Un difetto di notifica fa saltare la prima udienza dell’appello del processo Breakfast, procedimento nel quale è imputato tra gli altri il sindaco e presidente della Provincia di Imperia Claudio Scajola, che non era presente in aula.
Stamattina, la Corte d’appello di Reggio Calabria ha preso atto del cambio di residenza dell’imputata Chiara Rizzo disponendo il rinvio della seduta al prossimo 14 dicembre. Anche se l’unico capo di imputazione contestato a Scajola, vale a dire la procurata inosservanza della pena, è già prescritto. Per gli altri imputati tranne la Rizzo, invece, lo stesso reato è aggravato dalle modalità mafiose, quindi, l’accusa resta in piedi.
L'ex ministro dell’Interno, il 24 gennaio del 2020, infatti, è stato condannato dal collegio del tribunale di Reggio Calabria a 2 anni di reclusione pena sospesa, perché riconosciuto colpevole del reato di procurata inosservanza della pena. Nello specifico, secondo la procura reggina, Scajola avrebbe aiutato l’ex deputato di Forza Italia Amedeo Matacena, morto da latitante a Dubai il 16 settembre scorso, a sottrarsi all’arresto. Su Matacena pendeva una richiesta d’arresto per una sentenza definitiva a 3 anni di carcere per concorso esterno in associazione mafiosa.
Il tribunale nella sentenza aveva escluso per l'ex ministro dell'Interno l’aggravante mafiosa, così come richiesto anche dal pubblico ministero Giuseppe Lombardo. Nonostante ciò, il pm aveva invocato per Scajola una condanna 4 anni e sei mesi di detenzione.
La Dda di Reggio Calabria aveva deciso di non appellare la condanna del primo cittadino imperiese, difeso dai legali Elisabetta Busuito e Patrizia Morello. Appello, invece, chiesto dai legali di Scajola. Nel processo sono coinvolti anche Chiara Rizzo, ex moglie di Matacena e condannata in primo grado a un anno per procurata inosservanza pena; Martino Politi e Mariagrazia Foridelisi, rispettivamente ex collaboratore ed ex segretaria dei coniugi. Entrambi sono stati assolti dall’accusa di intestazione fittizia di beni, aggravato dall’aver agevolato la ‘ndrangheta. Rizzo e Politi, difeso dagli avvocati Tonino Curatola e Corrado Politi, sono stati assolti dall’accusa di intestazione fittizia di beni, aggravato dall’aver agevolato la ‘ndrangheta.
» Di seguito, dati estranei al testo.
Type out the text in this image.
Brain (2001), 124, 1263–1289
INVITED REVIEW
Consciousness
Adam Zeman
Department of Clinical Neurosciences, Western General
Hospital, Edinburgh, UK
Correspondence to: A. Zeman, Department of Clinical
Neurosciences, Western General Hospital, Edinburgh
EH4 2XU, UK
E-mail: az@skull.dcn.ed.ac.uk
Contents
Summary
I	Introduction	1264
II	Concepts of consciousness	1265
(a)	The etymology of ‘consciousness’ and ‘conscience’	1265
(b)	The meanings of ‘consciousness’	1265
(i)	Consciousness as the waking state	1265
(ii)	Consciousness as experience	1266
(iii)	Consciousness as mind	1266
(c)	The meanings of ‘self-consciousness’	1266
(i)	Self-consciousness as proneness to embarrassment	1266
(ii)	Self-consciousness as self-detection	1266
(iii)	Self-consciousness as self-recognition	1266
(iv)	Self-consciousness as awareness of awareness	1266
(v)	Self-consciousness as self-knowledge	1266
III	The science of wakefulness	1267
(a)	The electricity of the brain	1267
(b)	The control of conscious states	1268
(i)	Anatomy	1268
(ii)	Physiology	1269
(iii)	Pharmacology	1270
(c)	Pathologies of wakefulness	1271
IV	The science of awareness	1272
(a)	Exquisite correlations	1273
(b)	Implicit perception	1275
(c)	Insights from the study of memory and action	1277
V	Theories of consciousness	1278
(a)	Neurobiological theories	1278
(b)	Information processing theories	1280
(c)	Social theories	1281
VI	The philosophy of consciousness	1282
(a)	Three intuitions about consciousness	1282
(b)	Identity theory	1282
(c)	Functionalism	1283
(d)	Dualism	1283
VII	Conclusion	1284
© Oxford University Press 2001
Per l’altra imputata, Maria Grazia Fiordalisi, difesa dal legale Cristina Dello Siesto, il tribunale aveva disposto l’assoluzione per il reato di procurata inosservanza della pena e la prescrizione per l’altro capo di accusa. Per la Rizzo il pm aveva richiesto una condanna a 11 anni e sei mesi di detenzione mentre era di 7 anni e sei mesi quella invocata per Politi e Fiordelisi. Come già accennato, in aula l’unico reato che è sfociato in condanne, ridimensionate di molto rispetto a quanto richiesto dall’Antimafia dello stretto, è quello della procurata inosservanza della pena.
Per i giudici Scajola e Rizzo aiutarono Matacena a sottrarsi alla giustizia italiana favorendo il suo spostamento dagli Emirati Arabi verso il Libano anche grazie all’imprenditore Vincenzo Speziali trait d’union con il Libano, grazie al suo rapporto con l’ex presidente Amin Gemayel. Un tentativo di fuga che non si concretizzerà mai, ma che è costato a Scajola prima l’arresto e poi la condanna in primo grado.